Caldwell claims Putin inherited a kleptocracy from Boris Yeltsin after democracy failed to take root in deeply corrupt post-Soviet Russia. In fact, Putin helped orchestrate the failure of democracy in Russia in the 1990s, in part by doing what Caldwell accuses Yeltsin’s former communist cronies of doing: turning state assets and cash into private fortunes. Thanks to Putin and a determined group of revanchist KGB officers intent on reinstituting Soviet-style control, in collusion with organized crime, Russian democracy never really had a chance.
Moscow Doesn’t Care What The Russian People Think
All of this is well-trod ground, and no one familiar with post-Soviet Russian history should dispute it. What Caldwell and other conservatives, like Hugh Hewitt, often point to in their assessments of Putin is how well he has served his country’s “national interests.” From the invasion and annexation of Crimea to Russia’s purported intervention against ISIS in Syria’s civil war, Putin has put Russia’s national interests first, they say, and done so in the face of global opposition.
That’s one way to look at it. But what Putin and his fellow oligarchs consider Russia’s national interests are probably not what ordinary Russians think they are. For all its military might, Russia is a very poor country with huge demographic problems. A year ago, nearly 20 million Russians (13.4 percent of the population) were reportedly living in poverty, on less than $139 a month. Last year saw a spike in labor protests, mostly related to unpaid wages. Some 82 percent of Russians say they can feel the effects of their country’s economic decline, up from 61 percent in 2014.
In this context, do ordinary Russians think that propping up the Assad regime in Syria, or preventing Ukraine from joining NATO, or meddling in other countries’ elections, are core national interests? Probably not, although we’ll never know because Putin’s Russia, like any run-of-the-mill autocratic regime, isn’t all that interested in what ordinary people think.

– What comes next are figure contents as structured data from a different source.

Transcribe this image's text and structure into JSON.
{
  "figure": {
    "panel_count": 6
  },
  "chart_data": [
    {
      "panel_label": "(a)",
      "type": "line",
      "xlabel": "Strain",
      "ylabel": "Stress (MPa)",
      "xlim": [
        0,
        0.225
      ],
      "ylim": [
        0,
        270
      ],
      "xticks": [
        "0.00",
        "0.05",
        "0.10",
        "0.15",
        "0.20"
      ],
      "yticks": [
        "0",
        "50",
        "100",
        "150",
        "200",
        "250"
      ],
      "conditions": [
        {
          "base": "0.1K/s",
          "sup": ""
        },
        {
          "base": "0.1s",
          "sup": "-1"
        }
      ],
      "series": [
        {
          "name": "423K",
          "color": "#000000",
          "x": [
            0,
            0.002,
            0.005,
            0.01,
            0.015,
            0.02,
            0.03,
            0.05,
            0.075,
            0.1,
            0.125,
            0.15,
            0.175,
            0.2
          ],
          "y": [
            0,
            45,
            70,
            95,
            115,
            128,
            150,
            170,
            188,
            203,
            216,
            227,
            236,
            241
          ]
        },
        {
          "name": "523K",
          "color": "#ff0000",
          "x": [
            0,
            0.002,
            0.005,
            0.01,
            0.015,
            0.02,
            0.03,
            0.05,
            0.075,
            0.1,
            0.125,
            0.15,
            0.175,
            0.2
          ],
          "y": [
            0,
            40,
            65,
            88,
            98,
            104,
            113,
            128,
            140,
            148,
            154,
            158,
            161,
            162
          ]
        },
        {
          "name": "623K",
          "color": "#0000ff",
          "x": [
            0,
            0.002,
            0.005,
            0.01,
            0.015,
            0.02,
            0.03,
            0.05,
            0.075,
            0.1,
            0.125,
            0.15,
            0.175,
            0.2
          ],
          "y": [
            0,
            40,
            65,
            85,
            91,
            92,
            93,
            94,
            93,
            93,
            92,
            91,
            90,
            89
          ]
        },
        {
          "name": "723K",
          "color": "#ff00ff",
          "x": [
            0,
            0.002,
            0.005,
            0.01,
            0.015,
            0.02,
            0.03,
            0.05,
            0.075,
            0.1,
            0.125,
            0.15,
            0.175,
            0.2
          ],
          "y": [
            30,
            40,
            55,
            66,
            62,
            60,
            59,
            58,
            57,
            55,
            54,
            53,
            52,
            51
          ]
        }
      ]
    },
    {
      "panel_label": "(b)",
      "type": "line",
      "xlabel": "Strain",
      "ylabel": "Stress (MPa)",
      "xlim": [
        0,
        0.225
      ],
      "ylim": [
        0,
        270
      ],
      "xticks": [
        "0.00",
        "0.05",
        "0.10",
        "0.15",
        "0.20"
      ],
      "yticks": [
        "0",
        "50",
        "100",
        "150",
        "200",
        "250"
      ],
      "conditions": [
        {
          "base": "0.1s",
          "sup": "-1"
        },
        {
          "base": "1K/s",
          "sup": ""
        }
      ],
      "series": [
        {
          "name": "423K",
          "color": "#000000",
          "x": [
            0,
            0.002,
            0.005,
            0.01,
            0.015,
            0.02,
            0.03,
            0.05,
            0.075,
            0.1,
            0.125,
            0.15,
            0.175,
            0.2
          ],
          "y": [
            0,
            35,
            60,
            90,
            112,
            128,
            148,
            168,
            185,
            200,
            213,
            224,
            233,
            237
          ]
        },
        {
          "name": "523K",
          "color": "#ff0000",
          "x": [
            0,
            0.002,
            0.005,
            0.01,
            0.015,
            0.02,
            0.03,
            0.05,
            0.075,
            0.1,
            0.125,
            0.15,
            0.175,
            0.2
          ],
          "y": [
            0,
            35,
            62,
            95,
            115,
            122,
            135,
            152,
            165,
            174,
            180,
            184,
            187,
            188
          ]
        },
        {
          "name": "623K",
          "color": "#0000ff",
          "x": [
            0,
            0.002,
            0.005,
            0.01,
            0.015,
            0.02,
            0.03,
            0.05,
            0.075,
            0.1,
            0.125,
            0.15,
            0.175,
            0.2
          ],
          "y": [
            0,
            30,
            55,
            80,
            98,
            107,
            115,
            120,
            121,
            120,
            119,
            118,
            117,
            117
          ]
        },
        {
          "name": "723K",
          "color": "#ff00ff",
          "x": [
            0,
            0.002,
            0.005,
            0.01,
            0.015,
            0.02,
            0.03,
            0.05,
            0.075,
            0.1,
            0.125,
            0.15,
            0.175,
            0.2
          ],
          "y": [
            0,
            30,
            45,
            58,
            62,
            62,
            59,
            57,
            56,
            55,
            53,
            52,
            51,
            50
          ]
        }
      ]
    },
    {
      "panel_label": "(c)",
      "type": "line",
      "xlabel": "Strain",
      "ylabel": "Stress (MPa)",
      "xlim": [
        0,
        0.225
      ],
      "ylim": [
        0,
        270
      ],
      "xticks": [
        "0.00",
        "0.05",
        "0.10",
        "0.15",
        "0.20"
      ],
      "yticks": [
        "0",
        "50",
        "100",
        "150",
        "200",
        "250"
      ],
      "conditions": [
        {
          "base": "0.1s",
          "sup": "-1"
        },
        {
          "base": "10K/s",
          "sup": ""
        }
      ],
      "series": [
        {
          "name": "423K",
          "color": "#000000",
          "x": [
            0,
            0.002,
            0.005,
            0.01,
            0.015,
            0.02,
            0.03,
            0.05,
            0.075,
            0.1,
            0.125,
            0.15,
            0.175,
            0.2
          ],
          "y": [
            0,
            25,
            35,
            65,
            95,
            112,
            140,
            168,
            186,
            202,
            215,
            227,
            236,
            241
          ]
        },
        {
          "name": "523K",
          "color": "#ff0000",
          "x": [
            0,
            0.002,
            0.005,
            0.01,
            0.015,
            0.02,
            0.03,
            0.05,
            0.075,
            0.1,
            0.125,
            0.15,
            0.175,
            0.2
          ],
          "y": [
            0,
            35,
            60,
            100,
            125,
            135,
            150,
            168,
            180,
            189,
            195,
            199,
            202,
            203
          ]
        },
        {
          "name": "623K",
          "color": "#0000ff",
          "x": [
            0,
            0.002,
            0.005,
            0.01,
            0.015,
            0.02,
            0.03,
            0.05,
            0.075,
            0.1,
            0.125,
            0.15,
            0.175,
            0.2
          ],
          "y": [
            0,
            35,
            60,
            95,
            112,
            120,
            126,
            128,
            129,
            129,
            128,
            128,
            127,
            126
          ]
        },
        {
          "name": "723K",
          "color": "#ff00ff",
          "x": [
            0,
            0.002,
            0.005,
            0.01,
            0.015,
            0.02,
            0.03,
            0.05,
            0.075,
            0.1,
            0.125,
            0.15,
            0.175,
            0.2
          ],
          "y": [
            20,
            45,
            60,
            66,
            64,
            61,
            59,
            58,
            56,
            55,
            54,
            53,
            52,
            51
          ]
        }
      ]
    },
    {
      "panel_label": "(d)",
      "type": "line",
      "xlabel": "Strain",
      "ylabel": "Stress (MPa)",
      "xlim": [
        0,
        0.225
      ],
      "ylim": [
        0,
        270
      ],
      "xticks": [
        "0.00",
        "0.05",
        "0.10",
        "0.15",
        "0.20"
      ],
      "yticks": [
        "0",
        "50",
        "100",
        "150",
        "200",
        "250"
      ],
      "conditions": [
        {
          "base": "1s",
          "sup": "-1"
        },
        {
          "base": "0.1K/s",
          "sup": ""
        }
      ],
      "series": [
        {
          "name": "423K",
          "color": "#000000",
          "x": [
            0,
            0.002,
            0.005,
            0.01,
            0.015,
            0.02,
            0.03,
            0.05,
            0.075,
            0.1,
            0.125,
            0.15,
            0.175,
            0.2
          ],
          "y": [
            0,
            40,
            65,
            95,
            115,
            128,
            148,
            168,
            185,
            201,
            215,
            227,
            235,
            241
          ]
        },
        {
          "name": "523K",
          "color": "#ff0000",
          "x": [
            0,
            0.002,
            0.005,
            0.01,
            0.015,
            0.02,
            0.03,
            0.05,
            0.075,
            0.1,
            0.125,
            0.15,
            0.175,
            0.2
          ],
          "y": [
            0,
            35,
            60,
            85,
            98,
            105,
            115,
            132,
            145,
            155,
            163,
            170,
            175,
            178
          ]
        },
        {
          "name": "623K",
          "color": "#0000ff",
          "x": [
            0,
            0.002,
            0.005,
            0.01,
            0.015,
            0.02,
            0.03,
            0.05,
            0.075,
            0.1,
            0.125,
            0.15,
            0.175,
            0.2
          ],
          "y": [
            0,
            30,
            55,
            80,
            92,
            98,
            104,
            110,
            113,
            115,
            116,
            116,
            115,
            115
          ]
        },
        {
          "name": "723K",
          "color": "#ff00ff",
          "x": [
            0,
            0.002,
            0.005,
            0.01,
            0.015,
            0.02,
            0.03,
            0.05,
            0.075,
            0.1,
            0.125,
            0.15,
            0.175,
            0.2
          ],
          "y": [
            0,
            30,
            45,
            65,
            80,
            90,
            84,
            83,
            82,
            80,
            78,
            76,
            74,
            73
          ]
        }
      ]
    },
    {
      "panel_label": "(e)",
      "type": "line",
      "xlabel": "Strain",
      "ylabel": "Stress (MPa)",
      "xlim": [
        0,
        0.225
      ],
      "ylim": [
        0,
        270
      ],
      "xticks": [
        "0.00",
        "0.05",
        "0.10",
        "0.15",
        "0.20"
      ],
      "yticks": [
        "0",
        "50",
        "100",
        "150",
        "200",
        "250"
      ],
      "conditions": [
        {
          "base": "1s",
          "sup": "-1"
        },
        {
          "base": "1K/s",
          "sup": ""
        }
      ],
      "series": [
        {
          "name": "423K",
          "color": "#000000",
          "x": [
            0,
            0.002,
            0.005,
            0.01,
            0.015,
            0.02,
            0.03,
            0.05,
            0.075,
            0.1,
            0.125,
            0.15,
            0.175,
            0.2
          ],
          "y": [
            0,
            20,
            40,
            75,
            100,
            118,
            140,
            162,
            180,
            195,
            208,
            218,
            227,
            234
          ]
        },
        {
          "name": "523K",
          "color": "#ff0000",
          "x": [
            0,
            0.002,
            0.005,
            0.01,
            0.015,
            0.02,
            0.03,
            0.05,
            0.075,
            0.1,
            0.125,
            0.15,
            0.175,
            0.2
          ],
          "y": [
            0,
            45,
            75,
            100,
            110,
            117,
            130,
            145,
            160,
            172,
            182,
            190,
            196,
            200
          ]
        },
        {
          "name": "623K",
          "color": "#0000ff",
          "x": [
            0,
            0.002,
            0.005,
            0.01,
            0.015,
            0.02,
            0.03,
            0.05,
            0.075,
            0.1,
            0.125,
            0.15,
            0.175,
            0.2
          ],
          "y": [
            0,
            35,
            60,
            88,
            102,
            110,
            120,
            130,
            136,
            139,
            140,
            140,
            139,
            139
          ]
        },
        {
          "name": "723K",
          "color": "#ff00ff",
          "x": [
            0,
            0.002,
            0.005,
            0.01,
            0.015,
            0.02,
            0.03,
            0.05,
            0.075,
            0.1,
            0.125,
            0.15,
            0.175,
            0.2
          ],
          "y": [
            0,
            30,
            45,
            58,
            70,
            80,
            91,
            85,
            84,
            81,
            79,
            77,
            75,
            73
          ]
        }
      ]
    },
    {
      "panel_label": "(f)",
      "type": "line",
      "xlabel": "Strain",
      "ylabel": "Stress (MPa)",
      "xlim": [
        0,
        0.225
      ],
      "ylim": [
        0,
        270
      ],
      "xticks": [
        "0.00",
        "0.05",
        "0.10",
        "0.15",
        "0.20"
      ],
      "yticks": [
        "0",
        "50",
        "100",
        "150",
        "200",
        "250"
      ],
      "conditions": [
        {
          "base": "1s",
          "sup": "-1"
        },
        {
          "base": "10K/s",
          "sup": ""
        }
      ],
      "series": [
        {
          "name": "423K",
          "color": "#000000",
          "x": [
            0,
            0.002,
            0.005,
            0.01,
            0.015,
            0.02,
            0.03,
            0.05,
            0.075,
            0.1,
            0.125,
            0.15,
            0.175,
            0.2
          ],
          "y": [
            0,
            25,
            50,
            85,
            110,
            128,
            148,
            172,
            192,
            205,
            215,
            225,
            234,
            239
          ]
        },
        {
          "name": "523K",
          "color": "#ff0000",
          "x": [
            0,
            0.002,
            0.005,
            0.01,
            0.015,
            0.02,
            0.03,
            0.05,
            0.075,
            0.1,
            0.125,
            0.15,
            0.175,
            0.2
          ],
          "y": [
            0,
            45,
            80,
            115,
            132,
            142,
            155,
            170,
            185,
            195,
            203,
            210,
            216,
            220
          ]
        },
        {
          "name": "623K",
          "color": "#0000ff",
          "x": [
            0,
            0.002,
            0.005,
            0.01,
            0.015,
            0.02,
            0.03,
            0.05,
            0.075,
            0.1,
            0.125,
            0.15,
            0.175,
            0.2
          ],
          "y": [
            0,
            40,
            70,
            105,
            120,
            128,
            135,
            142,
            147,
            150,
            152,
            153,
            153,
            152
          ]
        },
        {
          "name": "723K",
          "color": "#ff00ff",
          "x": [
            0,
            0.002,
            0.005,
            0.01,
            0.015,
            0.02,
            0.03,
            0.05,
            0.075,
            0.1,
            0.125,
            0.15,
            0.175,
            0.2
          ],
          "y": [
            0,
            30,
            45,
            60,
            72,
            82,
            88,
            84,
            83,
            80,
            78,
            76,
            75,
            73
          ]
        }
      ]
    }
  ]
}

That gets to the heart of the problem. Caldwell says Putin has become “a symbol of national sovereignty in its battle with globalism.” But national sovereignty doesn’t mean much if the government doesn’t derive its powers from the consent of the governed. Conservatives, who are supposed to care about things like free speech and civil rights, shouldn’t need the spectacle of mass protests and police brutality to remind them that the Russian people are not sovereign in Putin’s empire.
That they do need such a reminder should tell us more about the state of our political discourse than it does about Russia’s.